Besides, I think you’ll find this section very intriguing.
With holiday prepration (total lie, I just haven’t felt like it), I haven’t had a chance to work on the story much in the last couple days. I will finish it though, and will send it off to those of you who requested it once it is done. Perhaps some encouragement in the comments section will rekindle my interest in completing the story…
What? I’m not allowed to fish for compliments?
“Are you ready to tell me what happened?”
Antyn took a moment to get comfortable in his seat. He didn’t want to seem too eager to get the story out, or to appear to have given too much thought to it either. He hadn’t rehearsed what he would say ahead of time because he hadn’t wanted it to sound like he had. He needed for her to think that his outburst that night had solely been do to his injuries and nothing to do with anything else.
“Other than being rushed for time, everything went fairly smoothly. I was able to affix the four bombs as well as I could have hoped, and make it back into the forest without being seen. Well, at least I don’t think I was seen, I’m not certain about that.”
“What do you mean?”
“Well, after hiding myself in the brush, I noticed that new torches had been lit and were in the process of circling the interior structure. So, someone inside had either seen me, or they might have heard something as I went about my task. Either just me running through the darkness when sound carries the most, or the bombs themselves as they clattered against the stone.”

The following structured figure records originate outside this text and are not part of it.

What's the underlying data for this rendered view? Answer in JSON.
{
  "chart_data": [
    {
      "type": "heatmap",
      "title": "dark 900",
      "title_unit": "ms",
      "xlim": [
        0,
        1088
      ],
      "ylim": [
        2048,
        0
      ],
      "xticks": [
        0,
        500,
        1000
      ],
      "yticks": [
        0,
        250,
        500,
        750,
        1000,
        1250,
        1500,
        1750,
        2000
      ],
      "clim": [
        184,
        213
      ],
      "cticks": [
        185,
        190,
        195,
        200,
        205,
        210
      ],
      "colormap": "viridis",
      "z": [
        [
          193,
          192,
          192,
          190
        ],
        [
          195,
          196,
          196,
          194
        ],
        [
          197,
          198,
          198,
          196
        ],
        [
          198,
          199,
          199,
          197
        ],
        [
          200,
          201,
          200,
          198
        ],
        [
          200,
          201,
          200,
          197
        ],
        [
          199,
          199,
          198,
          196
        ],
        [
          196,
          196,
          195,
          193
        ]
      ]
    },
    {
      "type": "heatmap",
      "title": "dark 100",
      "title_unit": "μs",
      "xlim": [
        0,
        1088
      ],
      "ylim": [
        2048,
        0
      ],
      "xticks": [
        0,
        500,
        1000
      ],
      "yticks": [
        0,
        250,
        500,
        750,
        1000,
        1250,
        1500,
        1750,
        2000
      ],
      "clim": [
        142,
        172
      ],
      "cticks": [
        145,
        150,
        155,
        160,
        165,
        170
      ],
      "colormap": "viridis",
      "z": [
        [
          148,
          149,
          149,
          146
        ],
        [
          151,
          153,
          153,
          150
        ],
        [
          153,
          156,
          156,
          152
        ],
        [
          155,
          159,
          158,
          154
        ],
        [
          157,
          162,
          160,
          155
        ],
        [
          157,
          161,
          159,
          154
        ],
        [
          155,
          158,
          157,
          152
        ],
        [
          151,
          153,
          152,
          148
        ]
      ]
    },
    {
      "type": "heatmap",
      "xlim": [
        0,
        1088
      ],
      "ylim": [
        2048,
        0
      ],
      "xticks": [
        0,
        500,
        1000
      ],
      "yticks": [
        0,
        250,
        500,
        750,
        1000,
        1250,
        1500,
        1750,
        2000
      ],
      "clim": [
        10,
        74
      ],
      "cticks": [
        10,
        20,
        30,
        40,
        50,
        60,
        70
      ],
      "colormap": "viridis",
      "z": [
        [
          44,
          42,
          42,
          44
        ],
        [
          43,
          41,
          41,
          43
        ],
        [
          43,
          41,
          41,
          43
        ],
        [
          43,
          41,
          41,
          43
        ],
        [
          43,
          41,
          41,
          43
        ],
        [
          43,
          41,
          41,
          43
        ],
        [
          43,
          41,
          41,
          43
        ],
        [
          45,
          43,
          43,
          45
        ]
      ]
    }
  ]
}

“Not that it matters, in your guise they would have assumed you were a guard of Raum even if you had been seen.”
“And then what happened?”
“I heard voices talking excitedly and I assumed they had found one of my devices. I tried to flee further into the forest then but I had miscalculated how much time I had left and was still too close to the building when the bombs went off. I was thrown forward, the guards uniform was shredded, and I took it off thinking that it would be better for them to find it all in one place than to follow the pieces of it as it disintegrated on me to then suddenly disappear when I found you and you whisked us back here.”
“And what of the children?” She peered over her glasses menacingly as she asked.
This was the real test, where what he said and how he said it could determine his immediate fate.
Antyn scrunched his face up quizzically, “Were there children there? I guess I remember something about that. What of them?”
Hoyla studied him intently. As time passed he kept his quizzical look, and then increased it slightly, eyebrows raised, mouth open slightly, hands open. Before she could respond, he added another “What?”
“You were most upset about the children. That was why you tried to assault me.”
“I don’t remember that. I was very disoriented when I woke up. The blast might have scrambled things for me a bit. Again, I’m sorry I tried to hurt you.” He paused, and then added, “I didn’t hurt you, did I?” His face morphed into a perfect mask of concern.
Hoyla laughed. “You think you could ever hurt me? My dear boy, after working together for seven years I would certainly hope that you realize you could never be any threat to me.” While the words were genial, and her shifting eyes danced happily, Antyn still felt the barbed dagger of her words. It was nearly an insult that he would think that she could be harmed by anything he did. He was insignificant, powerless.
He wanted to lunge at her again, but he kept up the ruse, smiled and even managed a small chuckle, “I’m glad to hear it.”
Antyn wasn’t sure he had been convincing enough, but he’d done the best he could. Hoyla, seemed to have relaxed further and was almost reverting to how she had been all those years as they poured over his studies. But there was still something in her eyes and the steel of her voice that made him wonder if she too was playing the deception game.